Python and UTF-8: kind of confusing

2019-05-28 01:03发布

问题:

I am on google app engine with Python 2.5. My application have to deal with multilanguages so I have to deal with utf-8.

I have done lots of google but dont get what I want.

1.Whats the usage of # -*- coding: utf-8 -*- ?

2.What is the difference between

s=u'Witaj świecie'
s='Witaj świecie'

'Witaj świecie' is a utf-8 string.

3.When I save the .py file to 'utf-8', do I still need the u before every string?

回答1:

u'blah' turns it into a different kind of string (type unicode rather than type str) - it makes it a sequence of unicode codepoints. Without it, it is a sequence of bytes. Only bytes can be written to disk or to a network stream, but you generally want to work in Unicode (although Python, and some libraries, will do some of the conversion for you) - the encoding (utf-8) is the translation between these.

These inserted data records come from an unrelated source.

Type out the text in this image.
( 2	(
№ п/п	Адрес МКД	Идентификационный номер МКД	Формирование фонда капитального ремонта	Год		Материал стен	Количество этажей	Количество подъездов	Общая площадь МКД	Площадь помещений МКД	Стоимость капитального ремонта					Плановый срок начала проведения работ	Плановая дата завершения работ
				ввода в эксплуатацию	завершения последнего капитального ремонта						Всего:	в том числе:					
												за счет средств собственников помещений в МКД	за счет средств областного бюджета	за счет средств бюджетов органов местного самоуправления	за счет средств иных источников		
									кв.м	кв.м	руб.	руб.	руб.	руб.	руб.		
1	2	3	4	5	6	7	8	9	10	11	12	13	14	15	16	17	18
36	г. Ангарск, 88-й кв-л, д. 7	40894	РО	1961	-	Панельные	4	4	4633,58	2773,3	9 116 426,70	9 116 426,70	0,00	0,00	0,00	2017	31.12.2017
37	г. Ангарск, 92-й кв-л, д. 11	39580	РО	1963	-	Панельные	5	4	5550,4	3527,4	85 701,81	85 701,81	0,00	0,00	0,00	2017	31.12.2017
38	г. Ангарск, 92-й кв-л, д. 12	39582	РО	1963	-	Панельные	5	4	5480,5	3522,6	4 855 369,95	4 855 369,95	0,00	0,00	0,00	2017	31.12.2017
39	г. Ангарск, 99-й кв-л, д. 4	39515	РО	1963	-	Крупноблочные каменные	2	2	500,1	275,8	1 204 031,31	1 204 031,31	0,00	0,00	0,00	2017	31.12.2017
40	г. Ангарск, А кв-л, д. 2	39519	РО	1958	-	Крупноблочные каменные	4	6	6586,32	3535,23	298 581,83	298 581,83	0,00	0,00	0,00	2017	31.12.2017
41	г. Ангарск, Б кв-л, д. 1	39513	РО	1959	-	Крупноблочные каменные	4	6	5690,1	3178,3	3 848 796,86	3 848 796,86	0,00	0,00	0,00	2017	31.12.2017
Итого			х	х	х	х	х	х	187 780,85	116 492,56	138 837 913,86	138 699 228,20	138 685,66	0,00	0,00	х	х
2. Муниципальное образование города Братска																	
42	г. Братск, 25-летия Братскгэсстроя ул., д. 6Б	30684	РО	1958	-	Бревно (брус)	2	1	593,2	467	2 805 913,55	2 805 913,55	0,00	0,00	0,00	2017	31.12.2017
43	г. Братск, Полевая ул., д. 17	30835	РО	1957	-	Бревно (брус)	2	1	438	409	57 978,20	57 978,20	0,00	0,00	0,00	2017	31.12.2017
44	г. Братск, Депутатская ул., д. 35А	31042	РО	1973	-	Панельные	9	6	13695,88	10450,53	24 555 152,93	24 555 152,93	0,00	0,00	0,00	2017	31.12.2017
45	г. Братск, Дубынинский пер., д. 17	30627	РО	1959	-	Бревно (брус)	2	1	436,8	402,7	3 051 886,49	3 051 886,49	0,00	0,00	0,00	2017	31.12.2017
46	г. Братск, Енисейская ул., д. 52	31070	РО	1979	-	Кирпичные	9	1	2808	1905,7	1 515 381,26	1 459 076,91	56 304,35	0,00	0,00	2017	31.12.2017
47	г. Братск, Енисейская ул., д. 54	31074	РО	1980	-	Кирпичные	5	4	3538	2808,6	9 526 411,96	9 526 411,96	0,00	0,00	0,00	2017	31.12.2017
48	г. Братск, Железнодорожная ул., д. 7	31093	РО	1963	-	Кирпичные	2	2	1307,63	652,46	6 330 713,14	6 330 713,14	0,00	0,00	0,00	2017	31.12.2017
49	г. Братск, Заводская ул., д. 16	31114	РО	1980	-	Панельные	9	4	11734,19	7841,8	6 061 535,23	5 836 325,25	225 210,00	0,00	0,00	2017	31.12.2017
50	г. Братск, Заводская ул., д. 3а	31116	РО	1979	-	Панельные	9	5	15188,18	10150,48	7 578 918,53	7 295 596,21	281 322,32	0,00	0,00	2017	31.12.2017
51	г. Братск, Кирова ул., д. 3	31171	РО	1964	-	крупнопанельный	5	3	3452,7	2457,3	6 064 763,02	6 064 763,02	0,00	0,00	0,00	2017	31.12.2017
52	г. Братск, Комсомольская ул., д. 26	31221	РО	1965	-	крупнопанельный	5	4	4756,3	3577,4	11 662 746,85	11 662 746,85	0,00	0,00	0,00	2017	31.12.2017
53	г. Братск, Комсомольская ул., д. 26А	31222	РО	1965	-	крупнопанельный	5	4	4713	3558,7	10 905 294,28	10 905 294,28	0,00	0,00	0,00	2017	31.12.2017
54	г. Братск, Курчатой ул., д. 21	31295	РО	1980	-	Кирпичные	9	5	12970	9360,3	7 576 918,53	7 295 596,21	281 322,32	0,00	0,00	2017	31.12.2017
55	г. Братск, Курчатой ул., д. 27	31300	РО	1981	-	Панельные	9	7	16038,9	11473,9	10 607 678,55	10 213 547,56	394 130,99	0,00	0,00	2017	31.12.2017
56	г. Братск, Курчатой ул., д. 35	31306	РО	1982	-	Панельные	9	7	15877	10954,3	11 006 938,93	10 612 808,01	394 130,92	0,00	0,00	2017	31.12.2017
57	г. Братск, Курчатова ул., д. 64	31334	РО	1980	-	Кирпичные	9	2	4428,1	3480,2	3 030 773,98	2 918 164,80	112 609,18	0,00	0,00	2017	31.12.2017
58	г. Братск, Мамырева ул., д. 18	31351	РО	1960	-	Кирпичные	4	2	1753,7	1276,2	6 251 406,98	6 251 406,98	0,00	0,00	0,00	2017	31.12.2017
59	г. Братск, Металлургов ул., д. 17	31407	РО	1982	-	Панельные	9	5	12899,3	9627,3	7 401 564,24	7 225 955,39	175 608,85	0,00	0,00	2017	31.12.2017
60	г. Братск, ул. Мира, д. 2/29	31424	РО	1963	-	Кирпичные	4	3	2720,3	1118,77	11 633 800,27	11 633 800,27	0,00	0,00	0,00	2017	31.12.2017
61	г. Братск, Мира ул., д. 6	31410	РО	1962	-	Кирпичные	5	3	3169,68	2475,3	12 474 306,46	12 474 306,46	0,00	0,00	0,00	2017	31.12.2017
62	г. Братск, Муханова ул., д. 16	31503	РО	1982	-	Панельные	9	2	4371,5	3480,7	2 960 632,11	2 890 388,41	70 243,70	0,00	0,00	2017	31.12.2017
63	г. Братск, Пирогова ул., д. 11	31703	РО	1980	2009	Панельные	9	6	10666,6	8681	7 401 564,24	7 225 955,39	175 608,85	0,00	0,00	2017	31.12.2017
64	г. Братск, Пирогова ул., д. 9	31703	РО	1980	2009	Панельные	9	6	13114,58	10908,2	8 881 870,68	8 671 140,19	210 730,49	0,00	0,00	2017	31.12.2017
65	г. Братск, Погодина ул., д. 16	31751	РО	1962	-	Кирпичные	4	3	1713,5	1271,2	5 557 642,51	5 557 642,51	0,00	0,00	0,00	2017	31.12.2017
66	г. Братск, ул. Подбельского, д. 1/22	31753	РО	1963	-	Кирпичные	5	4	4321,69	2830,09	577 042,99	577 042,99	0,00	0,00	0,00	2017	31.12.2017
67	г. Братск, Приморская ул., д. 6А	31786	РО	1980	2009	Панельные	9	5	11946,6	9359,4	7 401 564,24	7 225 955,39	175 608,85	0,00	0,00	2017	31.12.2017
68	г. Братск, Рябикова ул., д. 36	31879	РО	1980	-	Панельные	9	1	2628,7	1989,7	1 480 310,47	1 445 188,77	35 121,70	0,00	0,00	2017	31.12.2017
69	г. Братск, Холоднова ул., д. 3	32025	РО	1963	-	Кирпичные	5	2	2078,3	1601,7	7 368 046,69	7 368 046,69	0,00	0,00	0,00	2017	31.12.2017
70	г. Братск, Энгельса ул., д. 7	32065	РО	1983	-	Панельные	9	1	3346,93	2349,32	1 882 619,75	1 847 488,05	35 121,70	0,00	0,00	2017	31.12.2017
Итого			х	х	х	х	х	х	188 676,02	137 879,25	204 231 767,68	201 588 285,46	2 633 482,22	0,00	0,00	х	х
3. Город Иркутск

So, yes, you should use the u in front of all your literals, it will make your life much easier. See Programatic Unicode for a better explanation.

The coding line tells Python what encoding your file is in, so that Python can understand it. Again, reading from disk gives bytes - but Python wants to see the characters. In Py2, the default encoding for code is ASCII, so the coding line lets you put things like ś directly in your .py file in the first place - other than that, it doesn't change how your code works.